Die Reichweite des Sichtfahrgebotes bei einem Fußgängerunfall
03.11.2015
Mit den in den Herbstmonaten typischerweise schlechter werdenden Sichtverhältnissen erhöht sich auch das Unfallrisiko im Straßenverkehr.
Mit den in den Herbstmonaten typischerweise schlechter werdenden Sichtverhältnissen erhöht sich auch das Unfallrisiko im Straßenverkehr.
Das Oberlandesgericht München (Az. 10 U 3981/14) hatte sich nunmehr mit einem Verkehrsunfallereignis zu befassen, bei dem ein Pkw-Fahrer mit einem bei Dunkelheit auf der rechten Fahrbahnseite gehenden volltrunkenen Fußgänger kollidierte.
Das in der ersten Instanz mit der Angelegenheit befasste Gericht hatte ein Schadensersatzanspruch des Fußgängers noch mit der Begründung abgelehnt, dass dieser seinen Schaden selbst verursacht und verschuldet habe, weil er sich als Fußgänger unaufmerksam, schlecht erkennbar, erheblich alkoholisiert und ohne nachvollziehbaren Grund auf der Fahrbahn der Straße aufgehalten und den dortigen Vorrang des Kraftfahrzeugverkehrs missachtet habe.
Das Oberlandesgericht München hat nunmehr jedoch klargestellt, dass das Sichtfahrgebot auch gegenüber einem bei Dunkelheit auf der rechten Fahrbahnseite gehenden volltrunkenen Fußgänger gilt. Nach Auffassung des Gerichtes erfasst das Sichtfahrgebot nicht nur Kollisionen mit entgegenkommenden Verkehrsteilnehmern, sondern soll auch davor schützen, auf Hindernisse aufzufahren. Mit Fahrbahnhindernissen innerorts, wie schlecht oder gar nicht beleuchteten Fahrzeugen oder Radfahrern muss nach Meinung des Oberlandesgerichts ein Kraftfahrer auch ohne Schreckzeit stets rechnen. Durch den Vertrauensgrundsatz wird das Sichtfahrgebot nur für solche Hindernisse begrenzt, mit denen der Kraftfahrer unter keinem vertretbaren Gesichtspunkt rechnen muss. Dies gilt nach Auffassung des Gerichts etwa bei unvermittelt von der Seite zwischen parkenden Fahrzeugen hervortretenden Fußgängern oder bei der auf der Fahrbahn befindlichen Gegenständen, deren Erkennbarkeit in atypischer Weise besonders erschwert ist.

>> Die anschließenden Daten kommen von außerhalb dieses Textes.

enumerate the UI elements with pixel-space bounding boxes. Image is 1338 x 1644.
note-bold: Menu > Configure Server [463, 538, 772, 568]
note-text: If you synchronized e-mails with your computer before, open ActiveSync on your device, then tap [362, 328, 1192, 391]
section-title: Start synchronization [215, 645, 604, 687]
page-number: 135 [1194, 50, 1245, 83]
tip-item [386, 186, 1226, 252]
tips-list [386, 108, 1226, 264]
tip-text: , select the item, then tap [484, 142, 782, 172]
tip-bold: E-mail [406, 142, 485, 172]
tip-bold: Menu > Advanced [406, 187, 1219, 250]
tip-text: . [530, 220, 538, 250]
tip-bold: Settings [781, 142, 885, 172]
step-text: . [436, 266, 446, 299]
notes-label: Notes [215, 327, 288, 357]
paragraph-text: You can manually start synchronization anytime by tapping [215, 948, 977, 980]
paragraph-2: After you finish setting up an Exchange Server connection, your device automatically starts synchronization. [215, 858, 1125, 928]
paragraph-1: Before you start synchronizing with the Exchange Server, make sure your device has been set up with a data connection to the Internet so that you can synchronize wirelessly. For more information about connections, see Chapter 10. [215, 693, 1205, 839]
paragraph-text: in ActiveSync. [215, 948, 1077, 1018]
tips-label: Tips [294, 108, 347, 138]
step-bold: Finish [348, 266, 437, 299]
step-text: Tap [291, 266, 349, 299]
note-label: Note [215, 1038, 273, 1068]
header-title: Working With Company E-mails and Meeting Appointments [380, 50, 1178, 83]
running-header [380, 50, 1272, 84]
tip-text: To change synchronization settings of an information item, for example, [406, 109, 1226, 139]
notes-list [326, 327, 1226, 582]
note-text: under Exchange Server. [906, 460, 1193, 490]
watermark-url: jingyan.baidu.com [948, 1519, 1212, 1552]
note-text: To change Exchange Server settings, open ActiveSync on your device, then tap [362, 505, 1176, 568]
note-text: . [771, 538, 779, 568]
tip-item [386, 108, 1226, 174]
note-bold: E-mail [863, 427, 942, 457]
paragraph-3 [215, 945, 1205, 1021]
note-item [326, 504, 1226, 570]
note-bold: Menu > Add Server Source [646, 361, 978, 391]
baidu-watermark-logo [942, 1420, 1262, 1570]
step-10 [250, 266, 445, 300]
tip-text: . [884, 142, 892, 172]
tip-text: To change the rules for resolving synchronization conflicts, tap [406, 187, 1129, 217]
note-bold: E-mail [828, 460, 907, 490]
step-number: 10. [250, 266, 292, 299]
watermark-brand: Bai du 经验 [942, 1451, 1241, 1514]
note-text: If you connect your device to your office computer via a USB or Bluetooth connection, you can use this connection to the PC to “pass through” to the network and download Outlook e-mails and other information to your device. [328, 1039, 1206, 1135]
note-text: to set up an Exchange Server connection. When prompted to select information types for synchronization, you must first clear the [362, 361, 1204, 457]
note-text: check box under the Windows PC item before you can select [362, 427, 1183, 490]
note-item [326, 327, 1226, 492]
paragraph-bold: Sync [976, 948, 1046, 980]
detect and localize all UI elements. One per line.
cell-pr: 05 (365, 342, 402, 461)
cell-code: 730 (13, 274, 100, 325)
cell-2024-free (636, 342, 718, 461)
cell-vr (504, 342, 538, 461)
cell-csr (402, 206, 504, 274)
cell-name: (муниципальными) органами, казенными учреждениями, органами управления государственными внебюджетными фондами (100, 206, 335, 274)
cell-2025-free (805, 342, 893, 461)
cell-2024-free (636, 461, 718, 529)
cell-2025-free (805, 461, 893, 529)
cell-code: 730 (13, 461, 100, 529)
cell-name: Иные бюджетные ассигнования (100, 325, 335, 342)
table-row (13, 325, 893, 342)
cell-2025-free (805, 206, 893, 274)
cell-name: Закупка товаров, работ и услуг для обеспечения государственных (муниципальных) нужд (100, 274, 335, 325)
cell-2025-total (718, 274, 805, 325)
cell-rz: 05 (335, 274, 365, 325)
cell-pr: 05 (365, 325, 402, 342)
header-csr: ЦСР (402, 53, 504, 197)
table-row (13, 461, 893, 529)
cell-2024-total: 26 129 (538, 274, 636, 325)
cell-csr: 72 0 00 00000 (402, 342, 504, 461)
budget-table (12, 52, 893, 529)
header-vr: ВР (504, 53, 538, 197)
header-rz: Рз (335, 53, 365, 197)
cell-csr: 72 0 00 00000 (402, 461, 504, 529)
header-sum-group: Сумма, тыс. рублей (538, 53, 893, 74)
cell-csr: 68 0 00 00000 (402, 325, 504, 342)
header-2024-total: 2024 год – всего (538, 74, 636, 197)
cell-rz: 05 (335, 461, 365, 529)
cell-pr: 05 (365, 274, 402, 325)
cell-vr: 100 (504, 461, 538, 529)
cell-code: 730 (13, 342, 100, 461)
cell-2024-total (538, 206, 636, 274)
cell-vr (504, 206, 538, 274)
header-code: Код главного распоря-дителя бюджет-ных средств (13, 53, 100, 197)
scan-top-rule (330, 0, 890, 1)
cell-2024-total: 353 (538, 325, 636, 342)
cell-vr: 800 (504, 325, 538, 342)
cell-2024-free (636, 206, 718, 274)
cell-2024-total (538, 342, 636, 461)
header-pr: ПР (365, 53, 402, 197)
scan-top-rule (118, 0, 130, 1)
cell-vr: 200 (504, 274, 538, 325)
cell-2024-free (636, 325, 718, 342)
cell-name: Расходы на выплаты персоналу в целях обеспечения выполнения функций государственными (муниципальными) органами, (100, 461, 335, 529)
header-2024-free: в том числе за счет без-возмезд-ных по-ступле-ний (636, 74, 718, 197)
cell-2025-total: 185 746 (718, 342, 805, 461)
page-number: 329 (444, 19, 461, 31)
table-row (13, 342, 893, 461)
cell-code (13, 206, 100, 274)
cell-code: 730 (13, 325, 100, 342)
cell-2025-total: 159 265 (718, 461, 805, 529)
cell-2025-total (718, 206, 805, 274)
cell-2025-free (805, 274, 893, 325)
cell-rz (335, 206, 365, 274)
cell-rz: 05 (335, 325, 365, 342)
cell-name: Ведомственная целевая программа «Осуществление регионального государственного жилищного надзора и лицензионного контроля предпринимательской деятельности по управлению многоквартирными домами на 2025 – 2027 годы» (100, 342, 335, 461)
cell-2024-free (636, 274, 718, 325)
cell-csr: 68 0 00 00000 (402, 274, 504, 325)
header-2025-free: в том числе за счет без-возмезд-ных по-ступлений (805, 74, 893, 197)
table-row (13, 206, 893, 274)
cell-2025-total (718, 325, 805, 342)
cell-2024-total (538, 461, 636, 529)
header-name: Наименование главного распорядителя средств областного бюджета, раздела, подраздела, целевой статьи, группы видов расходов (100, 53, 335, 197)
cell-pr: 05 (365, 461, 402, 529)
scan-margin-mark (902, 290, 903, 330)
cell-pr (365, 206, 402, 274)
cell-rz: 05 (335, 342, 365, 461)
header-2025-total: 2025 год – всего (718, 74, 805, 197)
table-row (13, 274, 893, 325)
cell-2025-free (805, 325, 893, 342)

Da die erstinstanzlichen Feststellungen des Gerichts zum Unfallhergang nach der Auffassung des Oberlandesgerichts München unvollständig waren, hat es die Angelegenheit zu erneuten Verhandlung und Entscheidung an das erstinstanzliche Gericht zurückverwiesen.
Die vorgenannte Entscheidung zeigt, jedoch dass bei der Geltendmachung etwaiger Schadensersatzansprüche nach einem Unfallereignis vielerlei Faktoren eine entscheidende Bedeutung erhalten können. Da dies jedoch oftmals abhängig vom Einzelfall ist, empfiehlt sich regelmäßig die Zuhilfenahme eines Rechtsanwaltes.